1.  Look at your source control and find the areas undergoing the most change.  Use StatSVN’s heatmap with Subversion  With Perforce, just look at the revision numbers of the files to detect the files undergoing the most change. With git, use gource or StatGit.  The areas under the most change are the areas you want to refactor first.

2.  In your chosen area of code, look at the dependencies.  Go to the leaves of the dependency tree of just that section of code.  Create mock function replacements for system functions and other external APIs, like databases and file i/o, that the leaf routine use.

3.  Even at this level, you’ll find circular dependencies and compilation units dependent on dozens of header files and libraries.  Create dummy replacements for some of your headers that aren’t essential to your test.  Use macro definitions to replace functions — use every trick in the book to get just what you want under test.   Notice so far you haven’t actually changed any of the code you’re supposed to fix.  You may spend a week or weeks to get to this point dependency on the spaghetti factor of the code.  Compromise a little — such as don’t worry about how to simulate an out-of-memory condition at first.  Hopefully you’ll start reaching a critical mass where it gets easier and easier to write tests against your code base.

4.  Now you get to refactor.   Follow the Law of Demeter.  Avoid “train wrecks” of expressions where you use more than one dot or arrow to get at something.  Don’t pass all of object when all it needs is a member.    This step will change the interfaces of your leaf routines, so you’ll need to go up one level in the dependency tree and refactor that — so rinse and repeat at step 3.

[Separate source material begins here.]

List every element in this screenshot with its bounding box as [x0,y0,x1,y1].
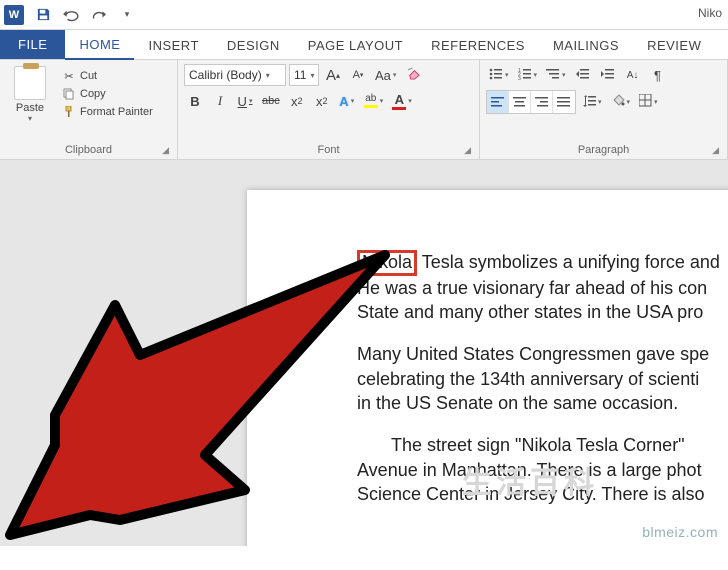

5.  At each step in the process, keep adding to your testing infrastructure.  Use coverage analysis to work towards 100% s-path coverage (not just lines or functions).  Accept you’re not going get everything at first.

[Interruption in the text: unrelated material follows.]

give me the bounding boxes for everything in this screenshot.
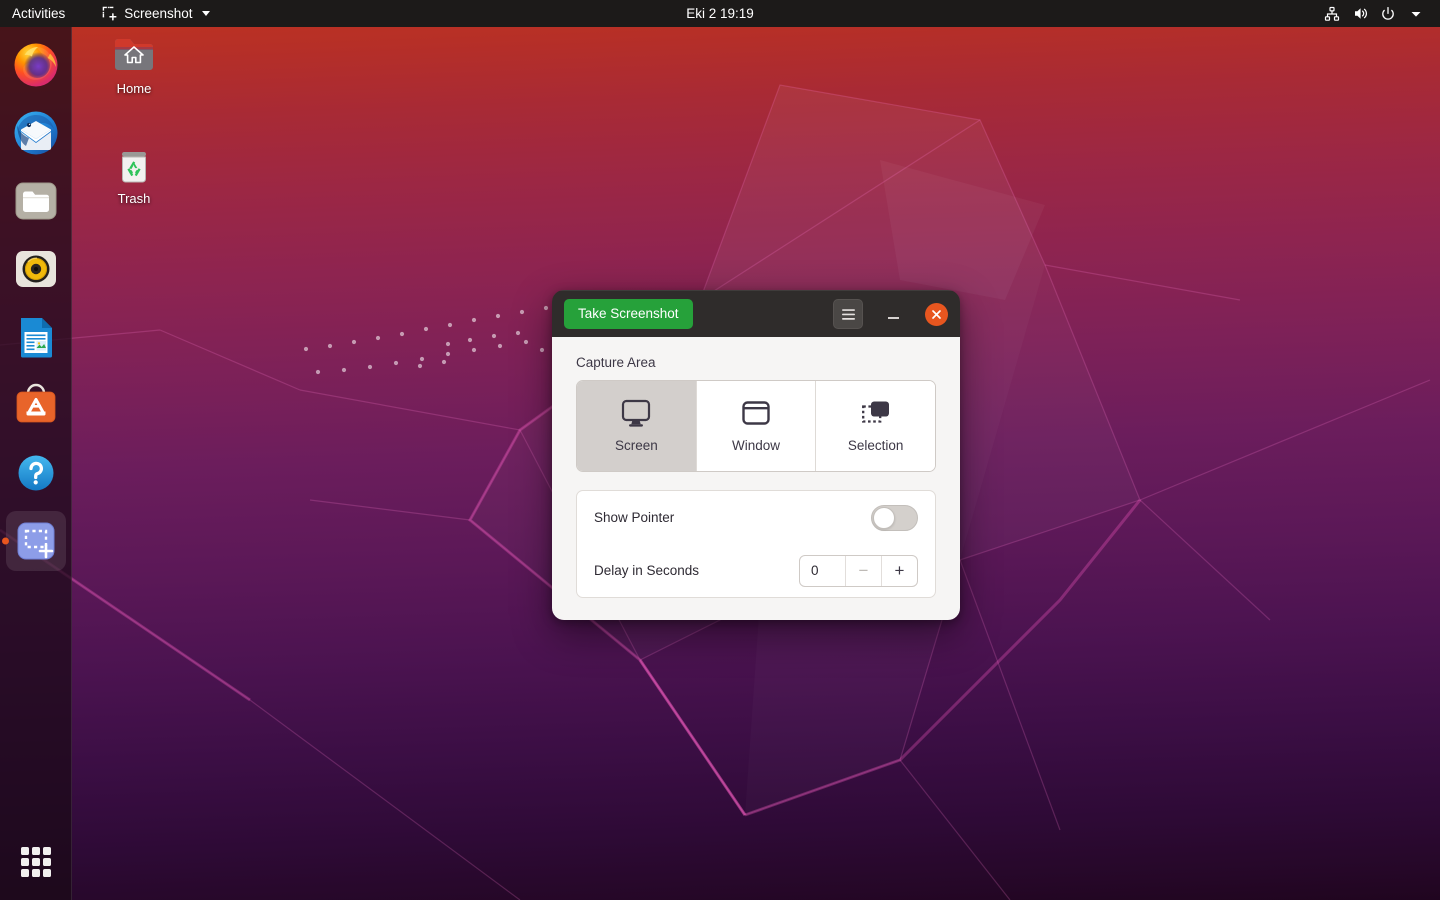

What does this buy you?    You can now add features and modify the code with impunity because you have tests for that code.  You’ll find the rate of change due to bug fixes disappears to be replaced with changes for new salable features.

On the couple of projects where I applied this methodology the customer escalation rate due to bugs  went from thousands a month to zero.  I have never seen a bug submitted against code covered with unit tests.

One thought on “Offside!”

  1. I assume your diatribes against scripting and automatic memory management are in the queue?

    I would like to point out that we may be up against it if we are trying to get rid of the offside rule. It is a very old rule and some of the coolest and most academic languages use it.

    Peter Landin invented the offside rule in 1966, if I’m not mistaken, for the conceptual programming language ISWIM (https://en.wikipedia.org/wiki/ISWIM), which inspired all the well-known functional languages, and all of them adopted the rule, with slight variations. Of course ISWIM was described in Landin’s paper, “The Next 700 Programming Languages”. Haskell’s version of the offside rule amounts to (1) accept curly braces (2) use the offside rule to generate curly braces (3) if there are syntax errors at certain keywords then insert curly braces to see if that fixes the error. Scheme has SRFI 119 which proposes to adopt the rule into a LISP dialect.

    Rust uses curly braces, and depending on the lifetimes you need for your state variables, doesn’t use a heap. Plus it’s compiled. Is it the ideal language?